Each year is a little different as my girls start understanding more and more about what it is that daddy does. This season I have a little dread and am a little nervous because my husband’s station isn’t exactly right around the corner. We can’t just pick up and go visit him if he’s been gone a long time. It will be for sure be a test on all of our emotions and strength. It’s time to start preparing and having those talks with my girls on what to expect. And shift my own perspective to what my role looks like and who I need to be for my family. Whether we like it or not fire season is among us. A lot more time will be spent in prayer. It’s there I know I will be drawing a lot of strength. It’s there talking to God where I become fire ready.

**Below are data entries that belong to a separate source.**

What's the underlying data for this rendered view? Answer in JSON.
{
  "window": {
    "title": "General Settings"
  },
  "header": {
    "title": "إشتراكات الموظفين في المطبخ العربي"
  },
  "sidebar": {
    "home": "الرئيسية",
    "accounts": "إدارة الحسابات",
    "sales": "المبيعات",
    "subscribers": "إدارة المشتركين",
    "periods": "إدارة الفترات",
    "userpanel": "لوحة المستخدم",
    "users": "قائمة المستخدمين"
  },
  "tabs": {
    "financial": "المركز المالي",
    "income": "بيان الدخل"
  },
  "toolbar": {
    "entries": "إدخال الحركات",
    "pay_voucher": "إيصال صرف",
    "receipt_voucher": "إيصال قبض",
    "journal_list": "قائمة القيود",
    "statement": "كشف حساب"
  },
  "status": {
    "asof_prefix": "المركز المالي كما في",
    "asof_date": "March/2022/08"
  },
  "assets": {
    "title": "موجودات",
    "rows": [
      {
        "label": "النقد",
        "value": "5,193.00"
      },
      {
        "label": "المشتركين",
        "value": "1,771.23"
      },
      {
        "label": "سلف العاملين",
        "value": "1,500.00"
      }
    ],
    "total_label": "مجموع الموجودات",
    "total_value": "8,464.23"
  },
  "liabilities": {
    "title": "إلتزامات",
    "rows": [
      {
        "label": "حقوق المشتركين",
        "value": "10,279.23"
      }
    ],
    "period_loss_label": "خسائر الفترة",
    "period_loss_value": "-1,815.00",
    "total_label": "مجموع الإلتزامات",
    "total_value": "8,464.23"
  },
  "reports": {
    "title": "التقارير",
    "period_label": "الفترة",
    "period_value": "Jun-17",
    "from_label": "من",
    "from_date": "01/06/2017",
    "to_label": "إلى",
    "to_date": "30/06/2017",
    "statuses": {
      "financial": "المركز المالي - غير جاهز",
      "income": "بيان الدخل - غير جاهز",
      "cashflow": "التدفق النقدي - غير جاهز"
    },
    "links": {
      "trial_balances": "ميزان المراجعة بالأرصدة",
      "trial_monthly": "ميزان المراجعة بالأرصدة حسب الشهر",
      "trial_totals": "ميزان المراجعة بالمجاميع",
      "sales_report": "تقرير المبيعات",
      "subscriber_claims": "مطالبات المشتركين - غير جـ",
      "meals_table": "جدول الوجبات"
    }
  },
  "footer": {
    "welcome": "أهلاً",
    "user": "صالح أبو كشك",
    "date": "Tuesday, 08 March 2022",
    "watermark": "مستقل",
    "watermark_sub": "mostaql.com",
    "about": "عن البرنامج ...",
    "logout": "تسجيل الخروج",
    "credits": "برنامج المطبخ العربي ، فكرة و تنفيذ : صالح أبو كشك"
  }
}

“Do not fear, for I have redeemed you; I have summoned you by name; you are mine…When you walk through the fire, you will not be burned; the flames will not set you ablaze. For I am the Lord your God…”
Isaiah 43:1-3 NIV
Time for a little bit of the hard truth, my truth. The things I don’t usually ever say at least out loud. Because I don’t ever like to appear weak or taken the wrong way… so here we go!
Sometimes I hate my husbands job. And maybe it’s not so much of the job as it is the fact he’s always gone. Missing the things he shouldn’t have to miss. Sometimes I want to just be selfish and be the only thing he has to spend his time on. Every once in a while it’s hard to see couples who get to have their spouse home every night and complains about it!
I hate when people say “that’s not that bad” when I am asked about how many days my husband is gone. It doesn’t make me feel better. In actually makes me feel worse. Like I am being brushed off or what I may be going through is instantly excused because “it’s not that bad.”
I am a happy person who 99% of the time posts only happy things. I’m not pretending to be perfect or trying to make my life seem like I have it all together. I choose to focus on the good and let that be what my life is about. Spreading joy and living in a state of thankfulness of what God has given me. It’s too easy to look back remember only negative things so why not change that outlook?! I don’t want my girls to be raised by a negative Nancy who whines and complains when something gets tough.
I care about what people think more then I should. And more so the people who are closer to me. I can’t help myself. I am a people pleaser and it’s something I am working on. It’s probably why it took me a good couple of months to even pull the trigger on this blog. I have been trying to change that and focus on pleasing God not people.
So, pretty much the purpose of all this is to reveal some of my flaws, to show yes I have things I am working on. I am human despite my beliefs and despite what people think. And even with these “confessions” or “truths” I STILL LOVE MY LIFE!!! I love being married to my husband, being a mother to my girls, and having the friends I have. I love what God has given to me and I consider it all JOY!!! So whatever may be your struggle or your truths find the good in it don’t be afraid to be honest and don’t be afraid to love the life you’re given!!!